Jesus and His apostles spoke about great deception in the last days. There would be false messiahs (Matt. 24:5 ), deceptive miracles (2 Thess. 2:9 ), fake prophets (1 Jn. 4:1)—all hoping to get rich on their delusions. How can a Christian family come through all of the semantic smog and lying wonders with their souls intact? What about church families? Is it possible to thrive and not just survive?
The Answer Is In The Body
There are many family responsibilities given by God to His children. By “family,” I mean one’s personal family, but it also includes one’s extended church family. These responsibilities are God’s way of keeping us strong, especially the responsibility that we all have to counsel one another.
In Romans 15:14 we read a rather amazing statement from the heart of God given to the Apostle Paul:
And I myself am persuaded of you, my brethren, that ye also are full of goodness, filled with all knowledge, able also to admonish one another.
What does the Bible mean when it says that we are to “admonish one another”?
The word “admonish” is a translation of the verb noutheteo. There was a book on Christian counseling written by Jay E. Adams that became quite popular and has many good points in it. The title, Competent to Counsel (Zondervan, 1986), is based on the last phrase of Romans 15:14, which can be rendered “competent to counsel.” The apostle writes that the believers in Rome were “full of goodness, filled with all knowledge” and “competent to counsel one another.”
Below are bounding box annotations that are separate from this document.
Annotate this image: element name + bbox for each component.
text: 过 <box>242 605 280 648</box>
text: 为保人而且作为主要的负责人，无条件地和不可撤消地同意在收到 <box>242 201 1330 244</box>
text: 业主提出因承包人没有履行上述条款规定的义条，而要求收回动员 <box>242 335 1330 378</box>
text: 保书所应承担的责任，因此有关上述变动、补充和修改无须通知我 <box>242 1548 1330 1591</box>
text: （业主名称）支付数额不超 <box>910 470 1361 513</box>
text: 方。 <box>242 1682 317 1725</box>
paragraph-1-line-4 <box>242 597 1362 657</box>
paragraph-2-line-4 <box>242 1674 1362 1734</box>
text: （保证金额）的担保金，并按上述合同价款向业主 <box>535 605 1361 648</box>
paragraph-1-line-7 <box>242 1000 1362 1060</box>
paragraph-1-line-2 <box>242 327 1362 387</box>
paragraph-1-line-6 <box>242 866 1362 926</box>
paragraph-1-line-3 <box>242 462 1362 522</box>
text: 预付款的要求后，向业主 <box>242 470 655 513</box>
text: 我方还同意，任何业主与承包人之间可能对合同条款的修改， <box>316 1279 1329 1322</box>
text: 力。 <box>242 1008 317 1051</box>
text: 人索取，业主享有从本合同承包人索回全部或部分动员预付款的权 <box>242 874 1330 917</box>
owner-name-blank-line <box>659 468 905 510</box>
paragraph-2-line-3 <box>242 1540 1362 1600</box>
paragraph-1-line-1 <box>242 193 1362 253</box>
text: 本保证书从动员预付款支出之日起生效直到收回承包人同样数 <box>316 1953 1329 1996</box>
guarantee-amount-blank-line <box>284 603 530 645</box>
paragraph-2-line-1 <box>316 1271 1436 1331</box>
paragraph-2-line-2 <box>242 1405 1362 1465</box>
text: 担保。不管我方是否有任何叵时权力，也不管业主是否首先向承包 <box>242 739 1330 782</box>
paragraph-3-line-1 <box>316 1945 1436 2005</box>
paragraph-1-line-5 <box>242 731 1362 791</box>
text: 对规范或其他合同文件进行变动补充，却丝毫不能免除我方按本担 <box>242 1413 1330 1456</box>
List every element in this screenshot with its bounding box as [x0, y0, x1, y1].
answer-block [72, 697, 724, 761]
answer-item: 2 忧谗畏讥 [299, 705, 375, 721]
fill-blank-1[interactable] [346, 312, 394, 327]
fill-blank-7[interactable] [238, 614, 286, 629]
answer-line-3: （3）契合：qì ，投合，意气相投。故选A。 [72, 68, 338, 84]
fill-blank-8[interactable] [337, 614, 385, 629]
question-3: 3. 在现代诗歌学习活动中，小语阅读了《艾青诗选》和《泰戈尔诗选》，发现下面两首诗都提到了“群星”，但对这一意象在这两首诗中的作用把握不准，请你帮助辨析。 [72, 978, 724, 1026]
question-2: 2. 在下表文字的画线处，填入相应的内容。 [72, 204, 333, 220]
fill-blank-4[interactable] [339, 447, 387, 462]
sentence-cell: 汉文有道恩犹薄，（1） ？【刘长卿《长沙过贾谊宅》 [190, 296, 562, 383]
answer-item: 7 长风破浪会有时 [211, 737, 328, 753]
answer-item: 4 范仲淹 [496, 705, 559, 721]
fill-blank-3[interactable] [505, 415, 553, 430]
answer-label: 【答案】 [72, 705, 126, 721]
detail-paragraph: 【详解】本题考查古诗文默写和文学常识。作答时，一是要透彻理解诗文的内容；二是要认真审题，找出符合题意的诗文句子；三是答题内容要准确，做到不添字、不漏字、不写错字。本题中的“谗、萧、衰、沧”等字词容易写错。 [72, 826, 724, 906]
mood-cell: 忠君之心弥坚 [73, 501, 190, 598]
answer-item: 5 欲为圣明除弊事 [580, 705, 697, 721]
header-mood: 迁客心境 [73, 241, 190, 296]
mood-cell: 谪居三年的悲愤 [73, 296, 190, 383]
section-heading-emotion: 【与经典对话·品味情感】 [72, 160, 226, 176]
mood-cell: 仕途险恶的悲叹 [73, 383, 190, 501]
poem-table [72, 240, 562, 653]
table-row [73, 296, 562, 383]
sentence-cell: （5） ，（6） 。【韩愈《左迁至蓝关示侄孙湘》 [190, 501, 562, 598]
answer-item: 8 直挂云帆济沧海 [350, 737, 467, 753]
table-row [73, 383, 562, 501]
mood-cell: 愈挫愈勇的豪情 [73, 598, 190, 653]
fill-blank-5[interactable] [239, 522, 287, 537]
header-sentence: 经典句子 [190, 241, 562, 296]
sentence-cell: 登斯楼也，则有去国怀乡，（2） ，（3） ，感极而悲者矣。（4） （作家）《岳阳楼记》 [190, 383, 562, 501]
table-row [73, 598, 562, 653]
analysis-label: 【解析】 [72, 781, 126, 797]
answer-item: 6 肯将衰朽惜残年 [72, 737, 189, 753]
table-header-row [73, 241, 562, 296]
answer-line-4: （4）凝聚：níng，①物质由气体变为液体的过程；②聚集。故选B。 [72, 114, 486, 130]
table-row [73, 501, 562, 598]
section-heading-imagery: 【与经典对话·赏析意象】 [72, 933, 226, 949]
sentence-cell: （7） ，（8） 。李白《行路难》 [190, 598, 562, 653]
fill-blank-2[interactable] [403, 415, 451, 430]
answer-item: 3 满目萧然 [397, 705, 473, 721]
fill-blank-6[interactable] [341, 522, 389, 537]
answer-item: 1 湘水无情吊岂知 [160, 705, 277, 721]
“Admonish,” “instruct,” “counsel” are all possible renderings of noutheteo. The word is used in the New Testament in warnings against behavior that is not in accord with God’s will, and has both a preventive and corrective function, as in Acts 20:31:
Therefore watch, and remember, that by the space of three years I ceased not to warn [noutheteo] every one night and day with tears (see also 1 Cor. 4:14; Col. 1:28; 1 Thess. 5:12, 14; 2 Thess. 3:15).
In days of great deception and spiritual danger it is mandatory that believers minister one to another in this way. Christians need to watch out for each other. It is not a mark of Christian love to allow someone to walk over the precipice into spiritual ruin without at least a gentle word of admonition.
Such admonition clearly needs to be done in a spirit of love. It needs to be preceded by prayer for wisdom and direction. It’s important that we “check our eyes for beams and timbers” before working on the speck in someone else’s eye (See Matt. 7:3-5).
Such instruction, or counsel, needs to be done by those who are mature.
Brethren, if a man be overtaken in a fault, ye which are spiritual, restore such an one in the spirit of meekness; considering thyself, lest thou also be tempted (Gal. 6:1).
The word “restore” was a word that was used in setting broken bones. Do it gently and carefully, otherwise excruciating pain will result!
Who Is Qualified?
Paul is writing to the church at Rome. He writes that the believers “are full of goodness, filled with all knowledge, able also to admonish one another.” I doubt if he means every single person in the congregation; but he does believe that there are Christians in the church who can engage in this important ministry.
Paul is not writing to Christian counselors, pastors, or trained counseling professionals who are taking a refresher course, but to Christians, ordinary saints, believers in a local church, the church at Rome. Every local congregation has some individuals who are “competent to counsel” and who can warn, admonish, and instruct.
But what about the term “brethren”? Is the apostle only writing about the men? Are women disqualified from such a nouthetic ministry?
There is a consensus among credible commentators—and this author would be in agreement with them—that the male form of identification was not intended to exclude women from this one-another ministry. The male reference in the greeting was the way people wrote letters back then. When the apostle wrote to the “brethren” at a local church we often find instruction to the women, as well as the children (e.g. Col. 1; 3:18). In fact, in certain situations women are far better qualified, and would be more welcomed by someone in need, than the men.
Yes, standing strong in these last days can be a challenge. But, thanks be to God, He has constituted the church, and the family, to be a local assembly of caring believers that can impart wisdom, counsel, and warning.